Is there any part of your job that you particularly enjoy more than others?

The part that I enjoy most is probably also the part I enjoy least. It's a dichotomy because I love testing new sensors and new devices but because they’re new no one else on the team has ever dealt with them, so you're on your own. If you don't know the answer, you have to go find it. Sometimes it leads to days where you're frustrated because the thing should work but it doesn’t and then you have to figure out why.  However, at the same time, it’s extremely gratifying when you finally get the answer, and it’s really cool that I get to do that.

What do you find inspiring in your work?

We get to play with all kinds of different technologies. The management team is very open-minded compared to some companies. If I want to test a new device, as long as I can confidently say, “I believe this is worth it.

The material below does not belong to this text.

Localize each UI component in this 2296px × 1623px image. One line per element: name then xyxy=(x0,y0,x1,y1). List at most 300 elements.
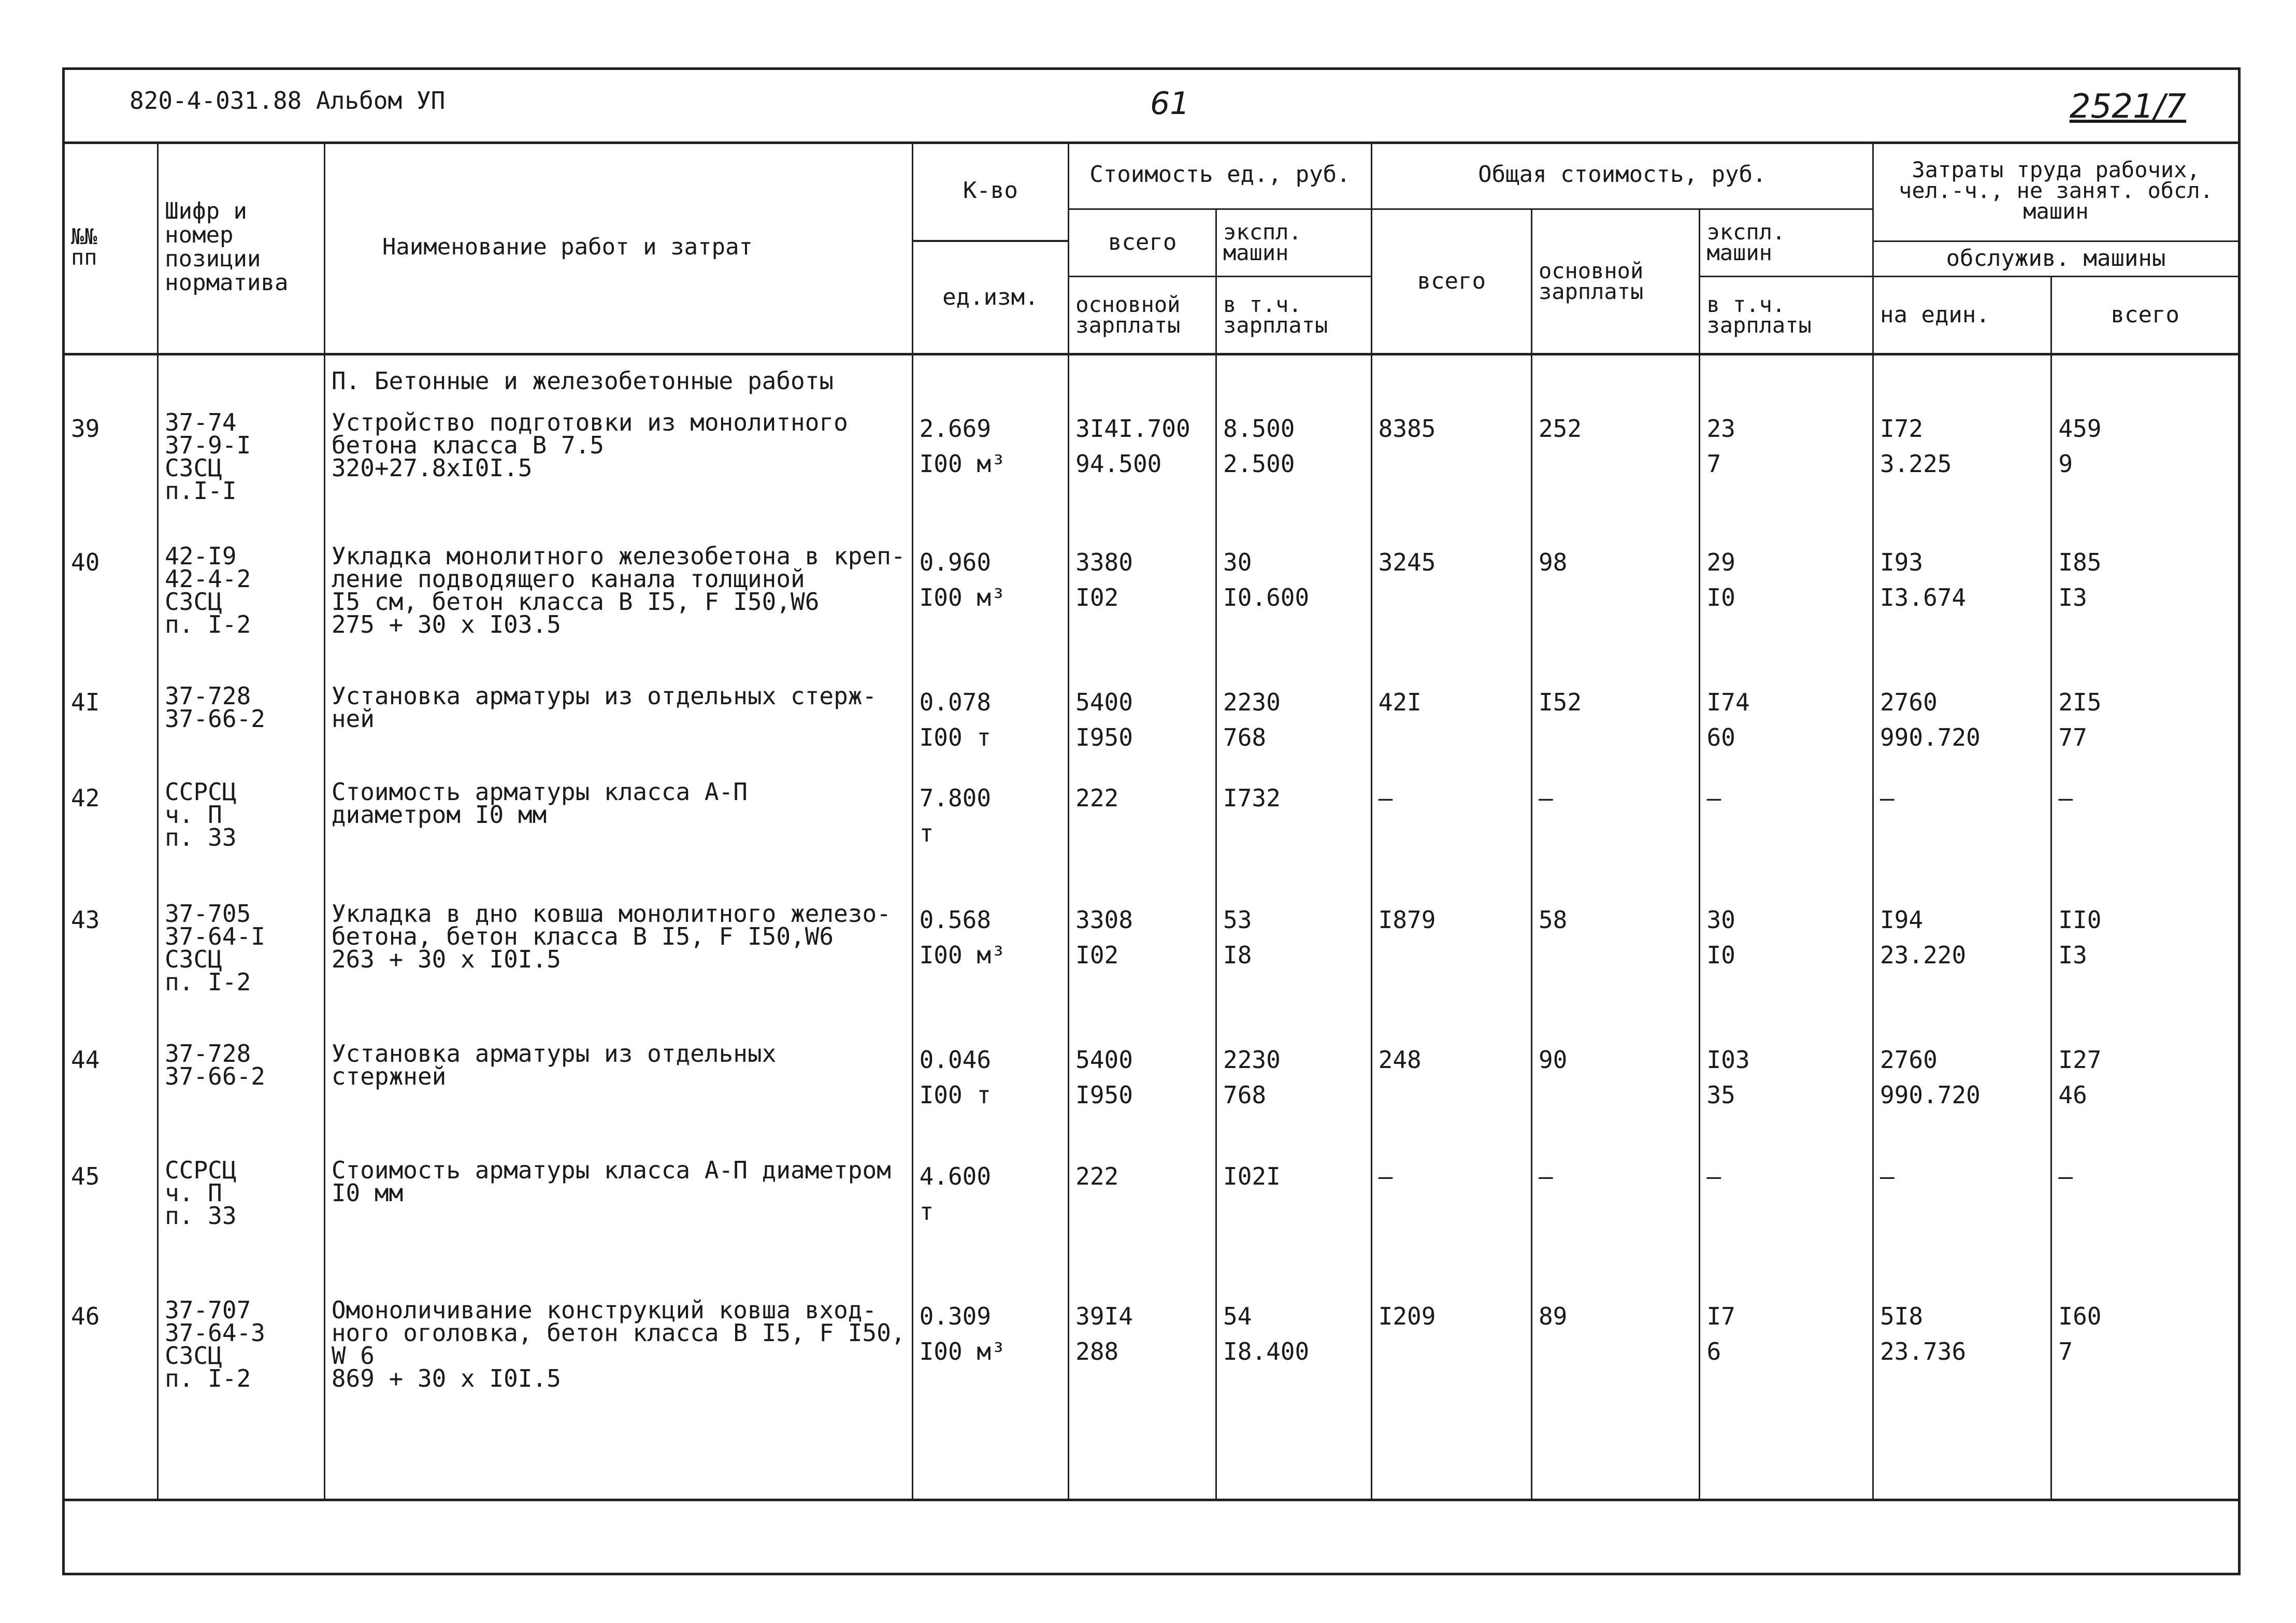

I think we should investigate this technology”, then they're behind me 100%. It's really nice to have that backing because then I get to have the fun of exploring new technology, whether it’s cloud-based or sensor-based or physical, without being stressed about having to justify an ROI or commit to when can we get that technology out there. Having a forum where you get to try out new technologies without the fear of failing is something that really motivates me and really gets me going every day.

What skill or character trait has helped you to advance in your career and do the work you do at a high level?

The biggest one is having the curiosity and ability to solve problems. For us to succeed as a group, we must be very good at finding answers. You need to believe in yourself enough to have the confidence to try things and figure out what works and what doesn’t.

Do you have any hidden talents or hobbies that would surprise people?

I've always found it gratifying to use my hands to build something, not just design it. I'm a hobby woodworker and I design and build a lot of my own woodworking projects; for example, I built my kitchen table and renovated my basement, so I enjoy being very hands-on!